The high level idea behind the test case is that we have InnoDB table with PK which records are constantly modified causing page splits/merges. Concurrently we run query which uses backward scan on the PK and sometimes returns incomplete results.
A bit more detailed description.
--------------------------------
We have table with following definition:
CREATE TABLE testTable (`key` INT UNSIGNED, version BIGINT UNSIGNED, rowmarker CHAR(3) NOT NULL DEFAULT 'aaa', value MEDIUMBLOB, PRIMARY KEY (`key`, version)) ENGINE=InnoDB;
And two groups of records in this table.
1) Contains one record with key == 0 and one key == 2, which are constantly modified in two concurrent connections by stored procedures lft() and rght(), which only change contents of the value field to random value.
2) Contains several records with key == 1 with different 'version' values (so this group sits in B-tree between record in the 1)st group).
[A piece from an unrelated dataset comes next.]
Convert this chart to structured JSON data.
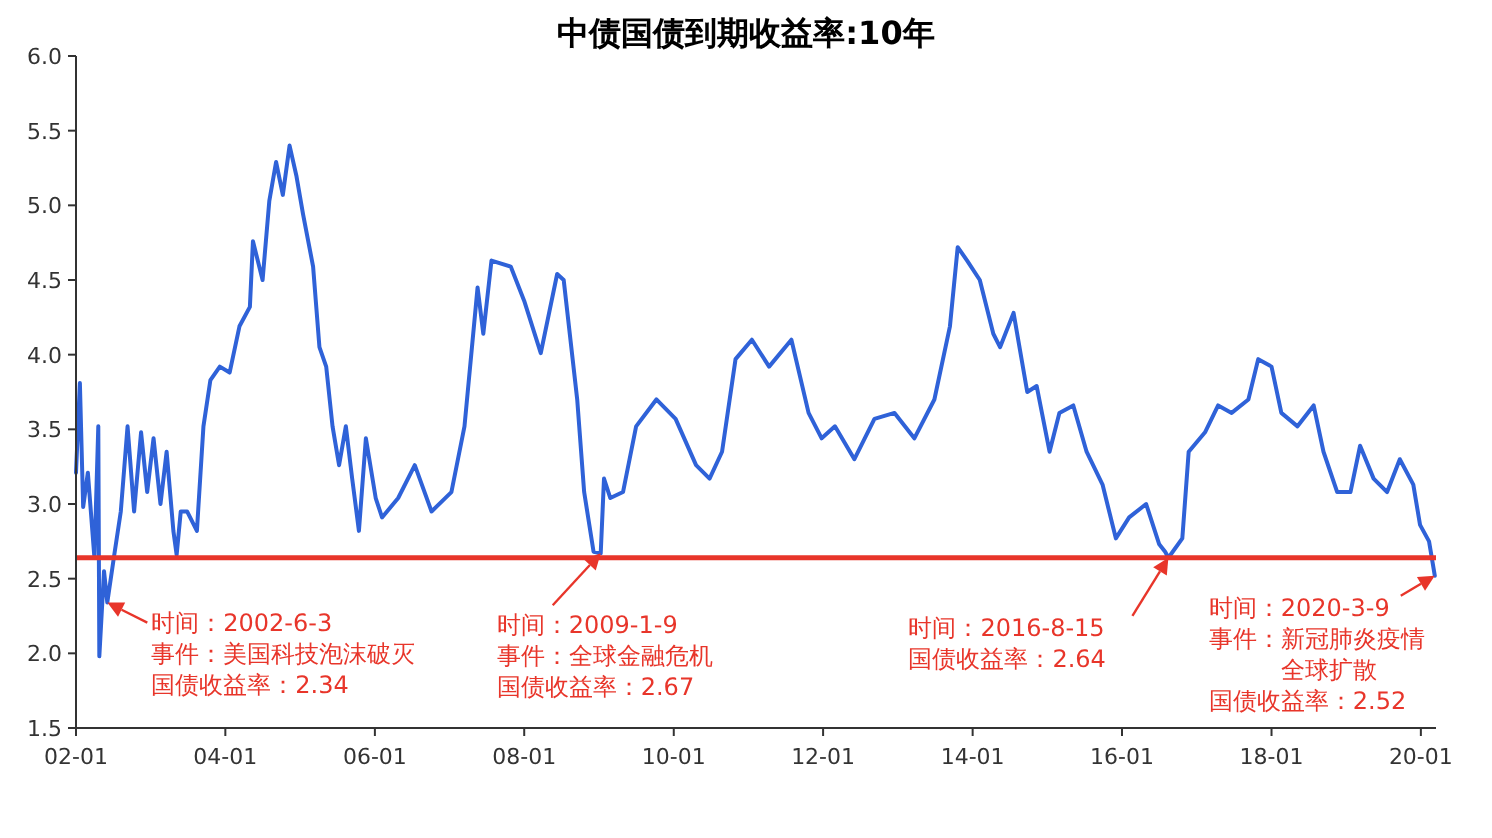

We have separate connection running mdl() procedure which constantly inserts records into this group with always decreasing version value. Occasionally (once in 20 inserts) it deletes all records from the group except the last one inserted (which causes page merge).
3) We have another connection which runs ck() procedure which checks consistency of this second group. Basically it runs SELECT which uses backward scan (and not PK lookup!) on PK to retrieve records from 2nd group and records what versions we have seen already. The idea is that if this SELECT returns record with certain value of version at some point, then next SELECTs should at least see records with this or smaller versions values.
However, this last assumption doesn't hold in 8.0.36 and 5.7.44, occasionally SELECT returns only records with versions values bigger than we have seen already or even empty result set.
How to repeat:
Run the attached test case for MTR framework and observe something like:
./mtr --mem innodb_backward_scan_conc_merge
Logging: .../mysql-test/mysql-test-run.pl --mem innodb_backward_scan_conc_merge
MySQL Version 8.0.36
Checking supported features
- Binaries are debug compiled
Using 'all' suites
Collecting tests
Checking leftover processes
Removing old var directory
Creating var directory '.../mysql-test/var'
- symlinking 'var' to '/dev/shm/var_auto_4lYa'
Installing system database
Using parallel: 1
==============================================================================
TEST NAME RESULT TIME (ms) COMMENT
------------------------------------------------------------------------------
[ 50%] main.innodb_backward_scan_conc_merge [ fail ]
Test ended at 2024-03-06 17:11:28
CURRENT_TEST: main.innodb_backward_scan_conc_merge
--- .../mysql-test/r/innodb_backward_scan_conc_merge.result 2024-03-06 18:27:03.633176272 +0300
+++ .../mysql-test/var/log/innodb_backward_scan_conc_merge.reject 2024-03-06 19:11:27.848594206 +0300
@@ -67,6 +67,8 @@
#
# Check procedure is not supposed to return ERROR.
CALL ck();
+msg local_max_seen global_max_seen
+ERROR! local_max_seen < global_max_seen! 64 65
#
# Stop activity in other connections
DELETE FROM stopper;
Note that internally test generates version numbers as increasing small integers and then converts them to always decreasing version by doing "2^64 - increasing_version", hence the error message.
Suggested fix:
Investigation shows that the problem occurs when persistent cursor which is used
to scan over index in backwards direction stops on infimum record of the page to which it points currently and releases all latches it has, before moving to the previous page.
At this point merge from the previous page to cursor's current one can happen
(because cursor doesn't hold latch on current or previous page). During this
merge records from the previous page are moved over infimum record and placed
before any old user records in the current page. When later our persistent
cursor resumes its iteration it might use optimistic approach to cursor
restoration which won't detect this kind of page update and resumes the
iteration right from infimum record, effectively skipping the moved records.
One possible approach to solve this problem is to increase modify_clock counter for the page being merged into in this case to ensure that pessimistic approach to cursor restoration, which is not affected by this problem, is used in this case.